You must create a new data replication policy to replicate Hive metadata from On-premise to Amazon S3.

Before you create a new replication policy, you must register Amazon S3 cloud account with the Replication Manager service.

  1. Management Console > Replication Manager > Policies and click Add Policy.
  2. Select HIVE as the service in the Create Replication Policy page.
  3. Enter the Hive replication Policy Name and Description. Click Next.
  4. Select Source Cluster from the drop-down.
  5. Enter the value for Source Databases and Tables.

    You can click icon to include additional databases and tables.

  6. Enter the value for Source User.
    This user will have the necessary permissions to replicate data.
  7. Click Next.
    The Destination Data Lake page appears.
  8. Select the Destination Data Lake cluster from the drop-down.

    The Warehouse Path and The Hive External Table Base Directory path are listed.

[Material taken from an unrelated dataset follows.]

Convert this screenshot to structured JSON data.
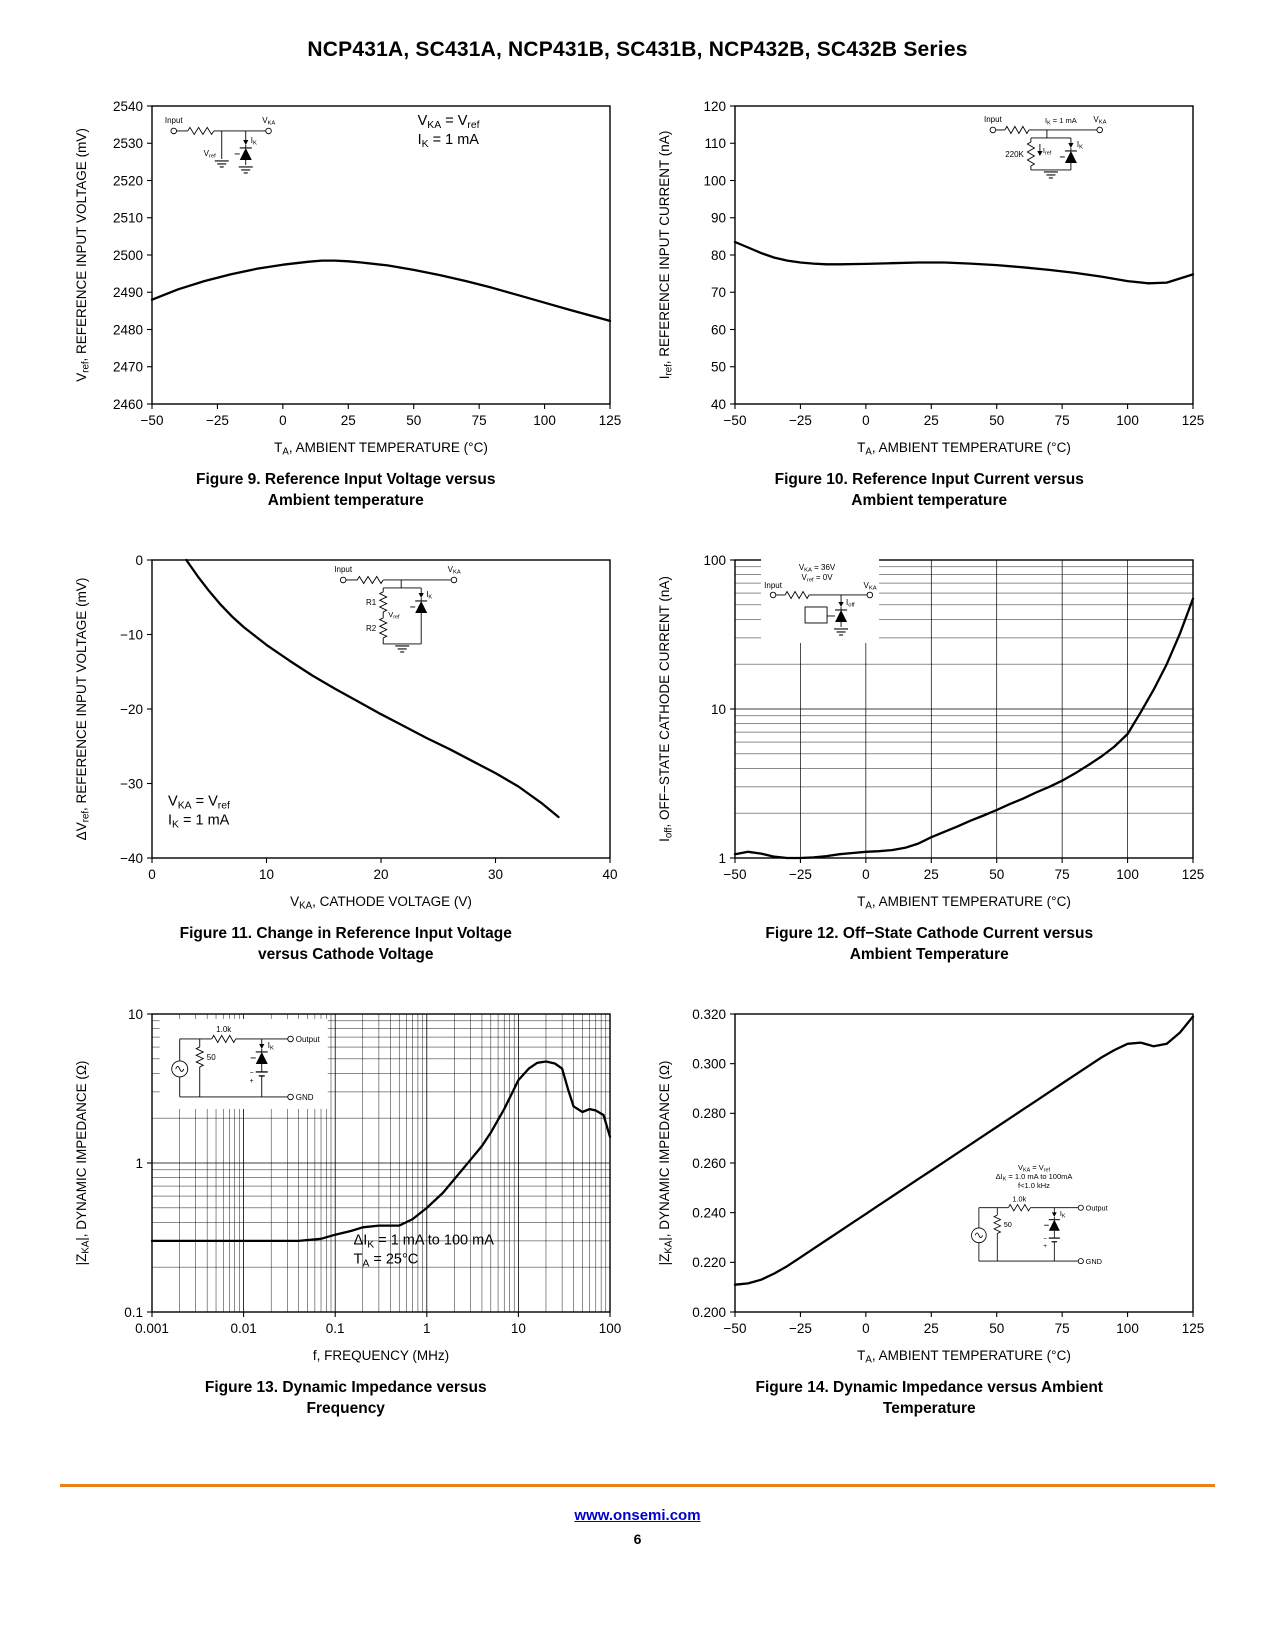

For example: S3://bucket_name/path

  9. Select Cloud Credential from the drop-down.
  10. Enter the Username.
  11. Click Validate Policy.
    The Replication Manager verifies the data with a status Validate Policy Source and Destination information.
  12. Click Next to proceed to Schedule the replication policy.
    The replication policy schedule page provides a couple of options:
    • Run Now (Default) - The replication policy is immediately submitted and processed.
    • Schedule Run - The replication policy can be scheduled to run at specified time interval.
  13. Click Next.
    The Additional Settings page appears. On this page you can enter values for:
    • YARN Queue Name
    • Maximum Maps Slots
    • Maximum Bandwidth
  14. Click Create.
    Once the newly created replication policy is successful, view the newly created replication job status from the Policies page. Verify that the job starts and runs as expected.